Diálogos Durante um Jogo de Xadrez
Durante um jogo de xadrez indaguei meu adversário: existe acaso na árvore da vida, um valor último que justifique toda a agitação dos crânios? “Como te enganas”, exclamou o eterno vencedor e prosseguiu dizendo: a vida é um despropósito mal justificado a caminho do nada. É a cal do vazio que esfria todas as vértebras... Prega os dias todos no desgosto e transforma esperanças em pinos de caixão.
Não existe nenhuma saída para este axioma ilógico? “Puro sentimentalismo” e continuou argumentando o jogador que todos evitam: podes cerrar os sonhos em céus religiosos, consumir tua mocidade em alfarrábios filosóficos, clinicar o mundo com receitas científicas. Mas o final dessa aventura é de um Sísifo derrotado e o inevitável encontro comigo. É como em uma triste e pesada historia contada nos filmes de Bergman
Nada posso fazer em face desse absurdo? O suicídio seria uma hipótese plausível? Ele responde: não diga asneiras! Aproveite as jogadas neste tabuleiro ao máximo. Crie os mais sublimes valores para si, mesmo que objetivamente todos não passem de meras poeiras na galáxia. Construa isso no amor, nos pequenos prazeres cotidianos, na vivência com teus familiares e outros caminhos habituais para os pobres humanos. Até mesmo revolte-se contra essa condição, ignore-me o máximo possível... Eis aí uma boa forma para aliviar esta inevitável rodovia sepulcral.

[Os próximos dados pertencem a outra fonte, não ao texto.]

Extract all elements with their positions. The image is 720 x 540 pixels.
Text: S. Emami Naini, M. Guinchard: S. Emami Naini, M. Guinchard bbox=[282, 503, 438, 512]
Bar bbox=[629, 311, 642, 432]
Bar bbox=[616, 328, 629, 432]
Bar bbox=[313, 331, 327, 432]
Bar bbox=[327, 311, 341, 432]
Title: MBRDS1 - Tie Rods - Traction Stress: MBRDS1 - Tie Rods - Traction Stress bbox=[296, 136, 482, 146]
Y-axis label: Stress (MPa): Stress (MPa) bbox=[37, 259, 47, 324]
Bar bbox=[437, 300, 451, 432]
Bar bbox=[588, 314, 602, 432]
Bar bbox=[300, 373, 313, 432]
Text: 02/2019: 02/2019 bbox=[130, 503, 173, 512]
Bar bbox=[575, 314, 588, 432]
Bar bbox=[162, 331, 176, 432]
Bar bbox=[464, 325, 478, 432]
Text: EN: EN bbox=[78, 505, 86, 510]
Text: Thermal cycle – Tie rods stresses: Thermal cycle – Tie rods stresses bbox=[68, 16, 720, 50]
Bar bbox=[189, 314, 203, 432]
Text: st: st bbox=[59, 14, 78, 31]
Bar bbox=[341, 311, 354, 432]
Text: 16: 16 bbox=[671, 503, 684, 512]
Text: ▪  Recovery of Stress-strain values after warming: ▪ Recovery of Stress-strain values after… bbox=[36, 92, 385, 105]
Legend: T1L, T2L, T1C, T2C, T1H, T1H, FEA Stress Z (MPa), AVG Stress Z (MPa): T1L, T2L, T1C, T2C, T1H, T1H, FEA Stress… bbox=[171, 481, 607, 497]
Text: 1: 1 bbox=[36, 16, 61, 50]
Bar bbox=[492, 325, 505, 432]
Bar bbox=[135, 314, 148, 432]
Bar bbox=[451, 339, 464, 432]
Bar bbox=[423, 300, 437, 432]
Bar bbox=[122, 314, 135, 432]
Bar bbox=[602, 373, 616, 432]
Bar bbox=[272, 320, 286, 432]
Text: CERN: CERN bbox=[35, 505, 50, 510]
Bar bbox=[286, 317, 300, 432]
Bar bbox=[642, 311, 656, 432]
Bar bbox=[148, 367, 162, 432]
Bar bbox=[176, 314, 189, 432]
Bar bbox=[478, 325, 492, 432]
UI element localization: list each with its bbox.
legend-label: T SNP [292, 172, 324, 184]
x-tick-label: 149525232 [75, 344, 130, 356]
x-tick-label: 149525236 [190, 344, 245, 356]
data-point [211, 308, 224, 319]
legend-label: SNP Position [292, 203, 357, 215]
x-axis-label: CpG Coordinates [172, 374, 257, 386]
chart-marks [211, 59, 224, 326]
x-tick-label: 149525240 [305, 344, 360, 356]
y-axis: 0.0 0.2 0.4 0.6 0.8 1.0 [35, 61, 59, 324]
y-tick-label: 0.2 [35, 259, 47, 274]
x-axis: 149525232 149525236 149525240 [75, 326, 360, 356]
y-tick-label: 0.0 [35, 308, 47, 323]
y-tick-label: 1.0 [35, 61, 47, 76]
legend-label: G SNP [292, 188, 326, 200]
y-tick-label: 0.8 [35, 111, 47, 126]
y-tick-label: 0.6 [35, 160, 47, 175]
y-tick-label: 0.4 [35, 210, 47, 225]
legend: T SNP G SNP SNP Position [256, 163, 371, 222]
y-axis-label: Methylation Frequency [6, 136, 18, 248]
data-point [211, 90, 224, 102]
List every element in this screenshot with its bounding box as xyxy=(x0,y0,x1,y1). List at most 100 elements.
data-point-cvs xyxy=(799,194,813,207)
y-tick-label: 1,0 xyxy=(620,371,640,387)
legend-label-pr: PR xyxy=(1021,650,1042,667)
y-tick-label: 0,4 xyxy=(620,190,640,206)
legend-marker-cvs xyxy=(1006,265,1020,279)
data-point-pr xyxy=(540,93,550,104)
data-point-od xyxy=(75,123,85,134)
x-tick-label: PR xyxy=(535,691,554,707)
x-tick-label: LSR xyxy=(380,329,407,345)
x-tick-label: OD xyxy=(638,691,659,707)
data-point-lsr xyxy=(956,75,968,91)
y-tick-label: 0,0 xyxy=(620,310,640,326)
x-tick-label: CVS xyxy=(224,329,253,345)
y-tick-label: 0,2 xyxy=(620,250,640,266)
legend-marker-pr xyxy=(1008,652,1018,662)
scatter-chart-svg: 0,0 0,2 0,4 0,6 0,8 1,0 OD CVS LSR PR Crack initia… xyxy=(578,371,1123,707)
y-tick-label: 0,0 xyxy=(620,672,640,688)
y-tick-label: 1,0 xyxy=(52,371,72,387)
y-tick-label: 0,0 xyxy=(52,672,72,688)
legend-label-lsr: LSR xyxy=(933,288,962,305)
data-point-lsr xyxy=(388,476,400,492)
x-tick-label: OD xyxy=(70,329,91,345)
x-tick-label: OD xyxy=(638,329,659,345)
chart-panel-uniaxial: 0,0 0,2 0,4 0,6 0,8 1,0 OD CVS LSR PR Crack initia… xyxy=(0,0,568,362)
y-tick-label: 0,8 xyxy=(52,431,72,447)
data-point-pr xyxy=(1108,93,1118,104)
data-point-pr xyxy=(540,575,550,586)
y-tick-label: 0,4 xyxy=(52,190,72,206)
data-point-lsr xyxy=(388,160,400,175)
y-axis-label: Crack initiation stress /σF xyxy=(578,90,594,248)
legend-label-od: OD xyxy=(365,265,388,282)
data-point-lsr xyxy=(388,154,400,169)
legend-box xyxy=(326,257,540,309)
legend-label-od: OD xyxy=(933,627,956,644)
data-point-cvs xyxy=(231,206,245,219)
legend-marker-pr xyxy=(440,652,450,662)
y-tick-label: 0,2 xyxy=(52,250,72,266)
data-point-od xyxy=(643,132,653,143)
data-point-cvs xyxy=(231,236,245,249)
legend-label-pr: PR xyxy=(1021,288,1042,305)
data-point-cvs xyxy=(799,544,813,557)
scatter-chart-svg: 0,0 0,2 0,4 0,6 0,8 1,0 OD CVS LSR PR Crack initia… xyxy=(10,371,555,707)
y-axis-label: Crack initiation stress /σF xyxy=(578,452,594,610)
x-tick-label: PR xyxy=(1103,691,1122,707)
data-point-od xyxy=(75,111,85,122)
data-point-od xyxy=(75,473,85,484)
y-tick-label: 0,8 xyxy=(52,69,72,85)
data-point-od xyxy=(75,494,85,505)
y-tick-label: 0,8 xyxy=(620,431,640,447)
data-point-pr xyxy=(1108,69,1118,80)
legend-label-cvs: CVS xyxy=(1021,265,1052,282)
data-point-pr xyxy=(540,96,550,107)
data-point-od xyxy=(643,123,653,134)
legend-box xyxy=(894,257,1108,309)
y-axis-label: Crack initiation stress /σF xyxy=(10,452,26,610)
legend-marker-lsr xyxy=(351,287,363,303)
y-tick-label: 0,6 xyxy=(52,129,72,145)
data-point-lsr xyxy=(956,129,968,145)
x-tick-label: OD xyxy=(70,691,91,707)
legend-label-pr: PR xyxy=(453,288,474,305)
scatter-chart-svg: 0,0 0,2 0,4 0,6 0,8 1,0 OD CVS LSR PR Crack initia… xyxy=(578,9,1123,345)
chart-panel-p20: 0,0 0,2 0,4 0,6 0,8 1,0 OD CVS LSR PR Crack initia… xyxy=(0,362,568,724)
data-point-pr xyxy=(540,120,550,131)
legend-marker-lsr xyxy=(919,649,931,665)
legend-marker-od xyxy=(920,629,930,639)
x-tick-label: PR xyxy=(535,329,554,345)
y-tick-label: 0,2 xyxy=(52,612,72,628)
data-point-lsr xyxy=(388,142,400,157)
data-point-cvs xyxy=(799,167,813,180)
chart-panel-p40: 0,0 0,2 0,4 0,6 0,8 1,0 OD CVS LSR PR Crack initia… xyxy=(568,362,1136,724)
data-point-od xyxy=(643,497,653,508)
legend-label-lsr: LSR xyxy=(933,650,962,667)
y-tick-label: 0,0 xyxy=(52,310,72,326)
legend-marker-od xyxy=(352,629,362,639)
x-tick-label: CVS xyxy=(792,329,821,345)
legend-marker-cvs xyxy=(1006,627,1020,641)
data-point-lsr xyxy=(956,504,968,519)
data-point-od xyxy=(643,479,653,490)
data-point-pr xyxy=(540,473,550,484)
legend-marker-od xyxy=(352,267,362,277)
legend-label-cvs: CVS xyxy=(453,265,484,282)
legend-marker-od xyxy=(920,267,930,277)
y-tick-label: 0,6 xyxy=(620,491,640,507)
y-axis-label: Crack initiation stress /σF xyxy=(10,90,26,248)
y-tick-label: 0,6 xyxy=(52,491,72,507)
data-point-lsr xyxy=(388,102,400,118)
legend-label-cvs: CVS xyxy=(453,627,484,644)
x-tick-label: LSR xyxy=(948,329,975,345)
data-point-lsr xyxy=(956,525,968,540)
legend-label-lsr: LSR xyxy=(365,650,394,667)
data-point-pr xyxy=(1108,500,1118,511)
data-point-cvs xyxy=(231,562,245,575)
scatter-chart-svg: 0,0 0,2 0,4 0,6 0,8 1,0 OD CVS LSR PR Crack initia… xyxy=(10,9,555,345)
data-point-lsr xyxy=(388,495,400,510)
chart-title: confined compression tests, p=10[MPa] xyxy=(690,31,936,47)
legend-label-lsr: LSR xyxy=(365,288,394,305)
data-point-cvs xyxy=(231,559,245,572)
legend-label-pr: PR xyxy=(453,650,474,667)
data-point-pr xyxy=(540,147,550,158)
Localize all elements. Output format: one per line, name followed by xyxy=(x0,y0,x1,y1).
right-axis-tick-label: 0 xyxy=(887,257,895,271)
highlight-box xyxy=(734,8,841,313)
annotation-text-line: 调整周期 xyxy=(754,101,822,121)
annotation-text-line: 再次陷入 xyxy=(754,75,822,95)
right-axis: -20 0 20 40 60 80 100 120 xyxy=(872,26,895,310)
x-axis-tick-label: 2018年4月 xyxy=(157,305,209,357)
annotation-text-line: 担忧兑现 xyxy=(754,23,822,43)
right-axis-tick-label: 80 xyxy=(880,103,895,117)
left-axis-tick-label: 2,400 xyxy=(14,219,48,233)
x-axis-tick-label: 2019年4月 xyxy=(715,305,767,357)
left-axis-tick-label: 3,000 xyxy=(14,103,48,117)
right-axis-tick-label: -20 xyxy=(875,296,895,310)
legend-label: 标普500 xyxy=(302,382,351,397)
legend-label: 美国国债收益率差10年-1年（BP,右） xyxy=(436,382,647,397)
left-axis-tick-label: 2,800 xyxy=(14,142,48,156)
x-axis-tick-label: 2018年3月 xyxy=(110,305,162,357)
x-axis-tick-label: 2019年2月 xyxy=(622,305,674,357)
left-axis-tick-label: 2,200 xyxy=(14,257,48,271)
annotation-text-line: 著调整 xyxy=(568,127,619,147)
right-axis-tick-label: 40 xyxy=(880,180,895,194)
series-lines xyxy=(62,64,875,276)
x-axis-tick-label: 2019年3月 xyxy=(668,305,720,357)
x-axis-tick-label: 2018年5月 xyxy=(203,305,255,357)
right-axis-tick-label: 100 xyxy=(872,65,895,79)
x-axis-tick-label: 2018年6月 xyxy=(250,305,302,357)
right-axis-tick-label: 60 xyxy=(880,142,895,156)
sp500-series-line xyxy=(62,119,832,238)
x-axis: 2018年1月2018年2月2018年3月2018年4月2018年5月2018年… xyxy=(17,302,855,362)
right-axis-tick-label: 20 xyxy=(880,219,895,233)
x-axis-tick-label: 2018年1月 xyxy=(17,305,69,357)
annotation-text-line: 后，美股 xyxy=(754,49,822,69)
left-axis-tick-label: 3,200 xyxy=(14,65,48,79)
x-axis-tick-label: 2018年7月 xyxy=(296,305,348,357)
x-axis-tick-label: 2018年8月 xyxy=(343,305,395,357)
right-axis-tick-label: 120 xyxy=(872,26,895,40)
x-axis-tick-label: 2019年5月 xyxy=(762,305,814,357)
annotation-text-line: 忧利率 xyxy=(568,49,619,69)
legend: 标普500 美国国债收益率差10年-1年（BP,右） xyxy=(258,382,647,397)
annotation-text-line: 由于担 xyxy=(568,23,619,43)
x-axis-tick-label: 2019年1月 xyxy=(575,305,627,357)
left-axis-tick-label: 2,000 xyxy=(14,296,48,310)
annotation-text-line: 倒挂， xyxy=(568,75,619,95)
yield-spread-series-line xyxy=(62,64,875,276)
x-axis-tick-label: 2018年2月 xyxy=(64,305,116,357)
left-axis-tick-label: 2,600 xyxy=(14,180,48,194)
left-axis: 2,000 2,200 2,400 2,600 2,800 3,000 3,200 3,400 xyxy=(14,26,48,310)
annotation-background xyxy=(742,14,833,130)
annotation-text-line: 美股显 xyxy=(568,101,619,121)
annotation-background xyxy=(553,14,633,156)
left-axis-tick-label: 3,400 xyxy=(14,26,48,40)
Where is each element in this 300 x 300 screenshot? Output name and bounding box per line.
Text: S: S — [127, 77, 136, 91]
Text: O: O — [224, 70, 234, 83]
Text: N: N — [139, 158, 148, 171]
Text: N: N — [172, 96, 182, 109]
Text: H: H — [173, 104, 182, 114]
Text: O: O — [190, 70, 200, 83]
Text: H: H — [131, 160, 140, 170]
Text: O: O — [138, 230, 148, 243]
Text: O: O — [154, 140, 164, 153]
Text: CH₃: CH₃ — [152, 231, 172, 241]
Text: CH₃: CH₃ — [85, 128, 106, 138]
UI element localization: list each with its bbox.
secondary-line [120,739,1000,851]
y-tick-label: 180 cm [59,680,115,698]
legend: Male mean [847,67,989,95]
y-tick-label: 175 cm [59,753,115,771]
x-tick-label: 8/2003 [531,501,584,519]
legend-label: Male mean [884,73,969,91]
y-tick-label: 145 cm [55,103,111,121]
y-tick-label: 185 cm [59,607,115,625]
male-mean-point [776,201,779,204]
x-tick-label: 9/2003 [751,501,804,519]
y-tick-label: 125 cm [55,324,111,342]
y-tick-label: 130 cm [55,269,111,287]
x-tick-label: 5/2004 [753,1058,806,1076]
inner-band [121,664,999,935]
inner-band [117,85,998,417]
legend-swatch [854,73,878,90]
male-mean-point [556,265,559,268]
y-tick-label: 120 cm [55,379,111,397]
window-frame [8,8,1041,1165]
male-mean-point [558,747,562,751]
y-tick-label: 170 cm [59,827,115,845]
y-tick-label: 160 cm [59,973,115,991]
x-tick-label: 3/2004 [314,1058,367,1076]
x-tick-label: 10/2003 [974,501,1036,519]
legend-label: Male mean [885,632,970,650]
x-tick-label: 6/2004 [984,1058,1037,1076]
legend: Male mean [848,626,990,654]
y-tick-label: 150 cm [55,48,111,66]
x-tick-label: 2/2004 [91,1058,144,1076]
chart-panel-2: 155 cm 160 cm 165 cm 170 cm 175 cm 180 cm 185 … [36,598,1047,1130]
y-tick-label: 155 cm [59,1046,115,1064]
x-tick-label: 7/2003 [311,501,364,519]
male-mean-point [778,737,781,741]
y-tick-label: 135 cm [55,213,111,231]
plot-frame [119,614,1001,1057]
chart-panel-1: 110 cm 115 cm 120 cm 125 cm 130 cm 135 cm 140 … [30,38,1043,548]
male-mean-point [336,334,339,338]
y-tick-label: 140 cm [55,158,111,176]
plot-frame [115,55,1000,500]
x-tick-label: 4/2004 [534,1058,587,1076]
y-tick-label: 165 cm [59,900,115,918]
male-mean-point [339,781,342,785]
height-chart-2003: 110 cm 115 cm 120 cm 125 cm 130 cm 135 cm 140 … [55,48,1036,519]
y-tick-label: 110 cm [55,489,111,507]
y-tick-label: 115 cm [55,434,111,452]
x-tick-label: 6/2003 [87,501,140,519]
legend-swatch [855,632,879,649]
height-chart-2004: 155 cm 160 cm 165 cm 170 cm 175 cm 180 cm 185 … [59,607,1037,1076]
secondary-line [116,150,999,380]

“Que bom, que maravilha” - exclamei todo animado quando uma peça avançava uma casa durante a jogatina. Estava animado para vencer as duas batalhas (o xadrez e a existência) - levava a sério as dicas do meu famoso opositor. “Calma pobre peão, não insufles tanto o peito com esses afazeres. Veja aqui, olhe com atenção, viu?! Nunca te esqueça de tua deplorável situação, tenho todos os bispos, reis e rainhas para a qualquer momento lhe dá o xeque-mate fatal!”